Le caractère particulièrement sensible et complexe de ce dossier exige une coopération internationale renforcée et sans faille. La CNDH a ainsi précisé que sa mission travaillerait en étroite collaboration avec les organes de l’État congolais, notamment les services judiciaires et sécuritaires. Elle bénéficiera également de l’appui des Nations-Unies, ainsi que des gouvernements des États-Unis et de la Suède, pays d’origine des deux experts assassinés. Le mécanisme de surveillance mandaté par l’ONU pour la République Démocratique du Congo apportera également son expertise technique et logistique à cette entreprise cruciale. Cette approche multilatérale vise à garantir l’indépendance, la crédibilité et l’efficacité des investigations.

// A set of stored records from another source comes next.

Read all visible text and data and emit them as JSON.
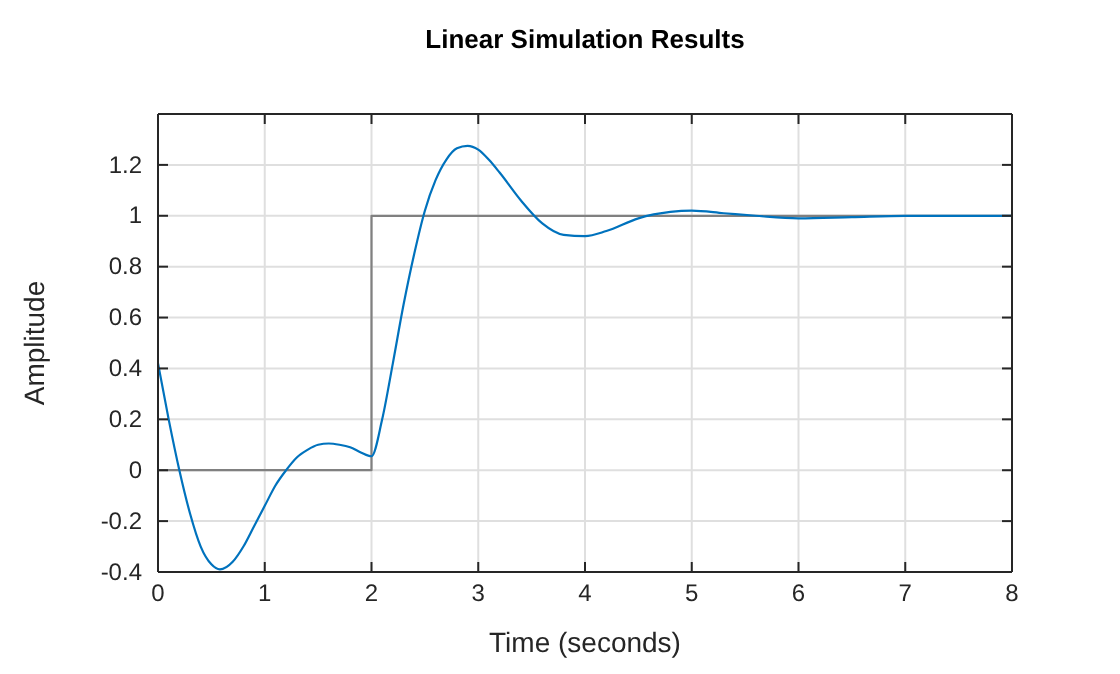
{
  "chart_data": {
    "type": "line",
    "title": "Linear Simulation Results",
    "xlabel": "Time (seconds)",
    "ylabel": "Amplitude",
    "xlim": [
      0,
      8
    ],
    "xticks": [
      0,
      1,
      2,
      3,
      4,
      5,
      6,
      7,
      8
    ],
    "ylim": [
      -0.4,
      1.4
    ],
    "yticks": [
      -0.4,
      -0.2,
      0,
      0.2,
      0.4,
      0.6,
      0.8,
      1,
      1.2,
      {
        "value": 1.4,
        "label": null
      }
    ],
    "grid": true,
    "series": [
      {
        "color": "#808080",
        "x": [
          0,
          2,
          2,
          8
        ],
        "values": [
          0,
          0,
          1,
          1
        ]
      },
      {
        "color": "#0072bd",
        "x": [
          0,
          0.1,
          0.2,
          0.3,
          0.4,
          0.5,
          0.58,
          0.7,
          0.8,
          0.9,
          1.0,
          1.1,
          1.2,
          1.3,
          1.4,
          1.5,
          1.6,
          1.7,
          1.8,
          1.9,
          2.0,
          2.1,
          2.2,
          2.3,
          2.4,
          2.5,
          2.6,
          2.7,
          2.8,
          2.9,
          3.0,
          3.1,
          3.2,
          3.4,
          3.6,
          3.8,
          4.0,
          4.2,
          4.5,
          4.8,
          5.0,
          5.3,
          5.6,
          6.0,
          6.5,
          7.0,
          8.0
        ],
        "values": [
          0.42,
          0.2,
          0.0,
          -0.17,
          -0.3,
          -0.37,
          -0.39,
          -0.36,
          -0.3,
          -0.22,
          -0.14,
          -0.06,
          0.0,
          0.05,
          0.08,
          0.1,
          0.105,
          0.1,
          0.09,
          0.07,
          0.055,
          0.2,
          0.42,
          0.65,
          0.85,
          1.02,
          1.14,
          1.22,
          1.265,
          1.275,
          1.26,
          1.22,
          1.17,
          1.06,
          0.97,
          0.925,
          0.92,
          0.94,
          0.99,
          1.015,
          1.02,
          1.01,
          1.0,
          0.99,
          0.995,
          1.0,
          1.0
        ]
      }
    ]
  }
}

Dans le cadre de ses travaux, la Mission d’établissement des faits a lancé un appel solennel aux témoins. Les individus, les groupes de victimes et les organisations de la société civile disposant d’informations, de documents ou de tout élément susceptible d’éclairer les investigations sont instamment priés de se manifester et de lui transmettre ces données. Cette collecte d’informations de première main est fondamentale pour reconstituer la chronologie des événements et comprendre les dynamiques à l’œuvre durant cette crise. L’ensemble des données ainsi compilées servira à la rédaction des rapports officiels de la CNDH. Ces documents pourraient, par la suite, constituer de nouvelles pièces à conviction déterminantes dans les procédures judiciaires en cours, comme le procès en appel des meurtres des experts onusiens, ou dans d’éventuels futurs procès concernant les massacres au Kasaï-Central.

Cette initiative de la CNDH intervient à un moment où la pression pour rendre justice aux victimes des violences dans le Kasaï-Central reste forte, tant au niveau national qu’international. Les familles des disparus et les survivants attendent depuis trop longtemps que la vérité soit établie et que les responsables soient identifiés et traduits en justice. La mission devra ainsi naviguer entre les exigences de la justice transitionnelle, les sensibilités politiques et la nécessité de préserver la paix sociale. Ses conclusions et recommandations seront donc scrutées avec la plus grande attention. Réussira-t-elle à apaiser les douleurs et à tourner cette page tragique de l’histoire congolaise ? L’espoir est permis, mais le chemin vers la vérité et la réconciliation s’annonce long et parsemé d’embûches.